En ces temps médiatiques, l'important n'est pas ce qu'on fait ou ce qu'on dit. L'important est de le dire où il faut et au bon moment.
Feu Jean-Paul II (alias Jean Polski) en était un spécialiste. Fer de lance de la bondieuserie polonaise, il avait réussi à s'attribuer un mérite disproportionné dans la chute du rideau de fer, à tirer la couverture à lui comme si les autres dissidences avaient compté pour rien. Il avait si bien endossé le costume de champion des libertés qu'il avait pu, sans rire ni sourciller, condamner la théologie de la libération et l'émancipation de la femme.
Ce grand génie de la publicité a fini par mourir comme tout vulgaire mortel. Inconcevable de laisser dépérir un tel capital ; après sa mort, une publicité bien entretenue
doit profiter à son église qui en a bien besoin. Il faut donc en faire un saint, c'est la carrière normale d'un héros de la religion.

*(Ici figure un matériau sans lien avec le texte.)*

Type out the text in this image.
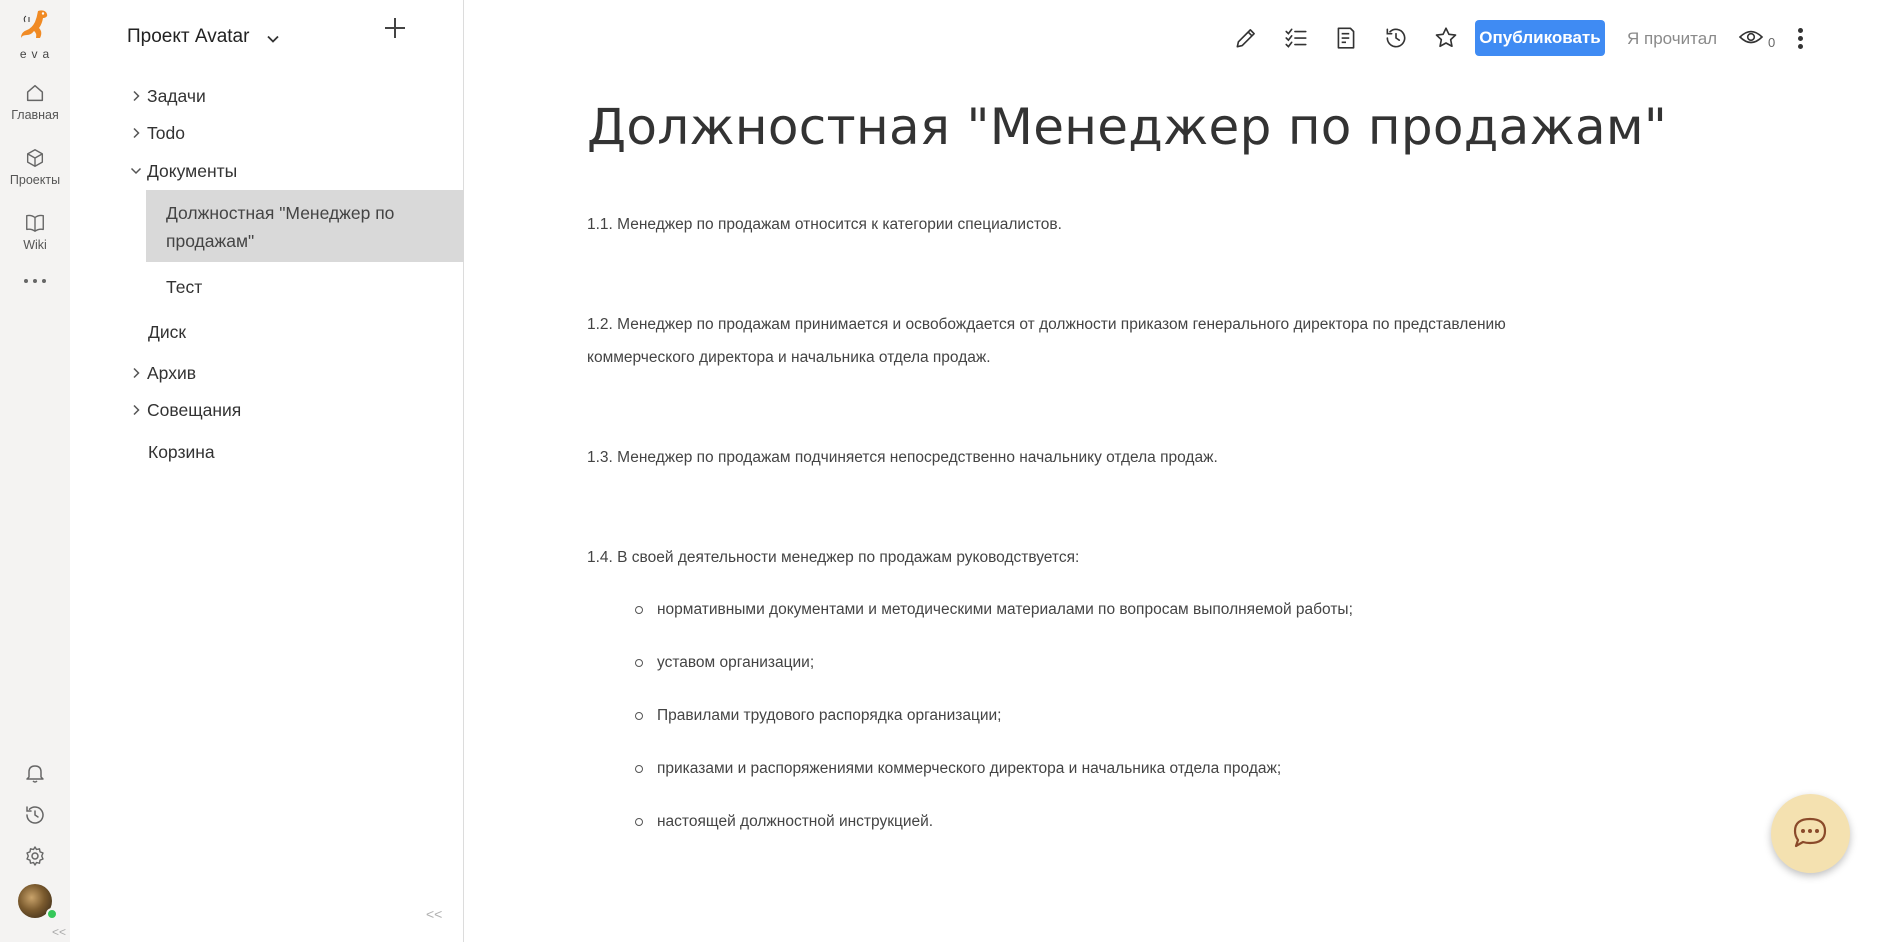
eva
Главная
Проекты
Wiki
<<
Проект Avatar
Задачи
Todo
Документы
Должностная "Менеджер по продажам"
Тест
Диск
Архив
Совещания
Корзина
<<
Опубликовать Я прочитал	0
Должностная "Менеджер по продажам"
1.1. Менеджер по продажам относится к категории специалистов.
1.2. Менеджер по продажам принимается и освобождается от должности приказом генерального директора по представлению коммерческого директора и начальника отдела продаж.
1.3. Менеджер по продажам подчиняется непосредственно начальнику отдела продаж.
1.4. В своей деятельности менеджер по продажам руководствуется:
нормативными документами и методическими материалами по вопросам выполняемой работы;
уставом организации;
Правилами трудового распорядка организации;
приказами и распоряжениями коммерческого директора и начальника отдела продаж;
настоящей должностной инструкцией.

Traditionnellement, la canonisation s'accomplit en suivant un processus lent et long qui ne fait pas les affaires des publicitaires du Vatican. A quoi servirait un saint que
tout le monde aurait oublié ?
On prête une oreille et des micros favorables aux bigotes qui proclament "santo subito!" et on bouscule un peu le rythme imposé. On ne va pas jusqu'à brûler les étapes, pour respecter la procédure, il faut passer par le stade "bienheureux" ; il faut seulement béatifier au plus vite.

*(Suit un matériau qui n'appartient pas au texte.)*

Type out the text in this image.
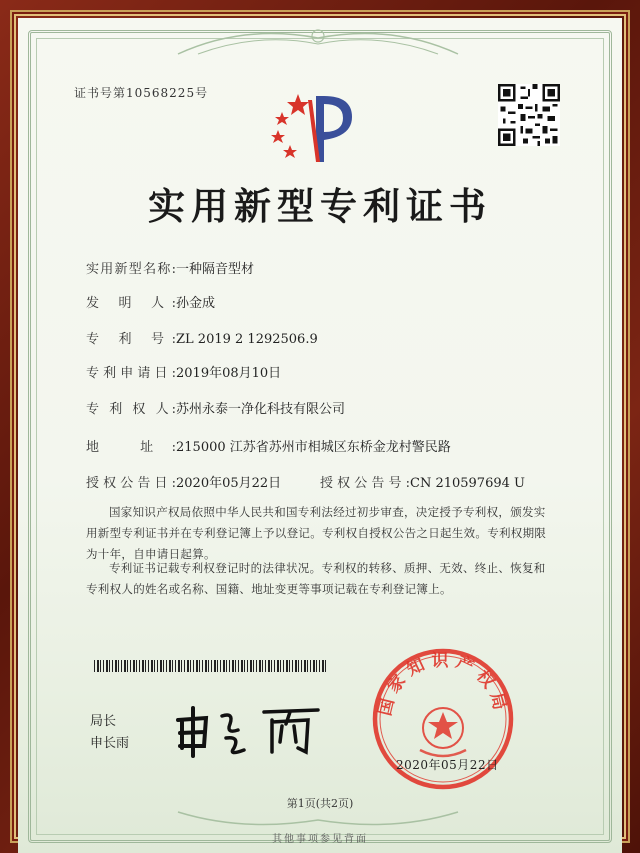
证书号第10568225号
实用新型专利证书
实用新型名称:一种隔音型材
发 明 人:孙金成
专 利 号:ZL 2019 2 1292506.9
专利申请日:2019年08月10日
专 利 权 人:苏州永泰一净化科技有限公司
地 址:215000 江苏省苏州市相城区东桥金龙村警民路
授权公告日:2020年05月22日	授权公告号:CN 210597694 U
国家知识产权局依照中华人民共和国专利法经过初步审查，决定授予专利权，颁发实用新型专利证书并在专利登记簿上予以登记。专利权自授权公告之日起生效。专利权期限为十年，自申请日起算。
专利证书记载专利权登记时的法律状况。专利权的转移、质押、无效、终止、恢复和专利权人的姓名或名称、国籍、地址变更等事项记载在专利登记簿上。
局长
申长雨
国家知识产权局
2020年05月22日
第1页(共2页)
其他事项参见背面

Ce point étant acquis, reste à dénicher un miracle. En effet, comme à l'époque des rois thaumaturges, on juge de la sainteté d'une âme à son aptitude à provoquer du merveilleux. Entre effet placebo et rémission spontanée, la guérison des incurables est une valeur sûre dans le miraculeux. Pour éviter la gaffe chez un miraculé pris par le doute, il faut confier le rôle à un croyant convaincu. Merveille ! On a en réserve la candidate idéale, une religieuse convaincue à l'avance des pouvoirs du pape défunt. La soeur qui souffre de la maladie de parkinson appelle à la rescousse son héros qui n'est pas encore saint ni bienheureux (est-ce bien catholique ?) Hop ! Ni une ni deux, "Lève-toi et marche", la malade retrouve ses jambes et crie au miracle, suivie par la foule des croyants. Les esprits chagrins auront beau ricaner, émettre des doutes (les maladies neurologiques sont coutumières des évolutions erratiques), l'Eglise tient sa miraculée ; on béatifie Jean-Paul.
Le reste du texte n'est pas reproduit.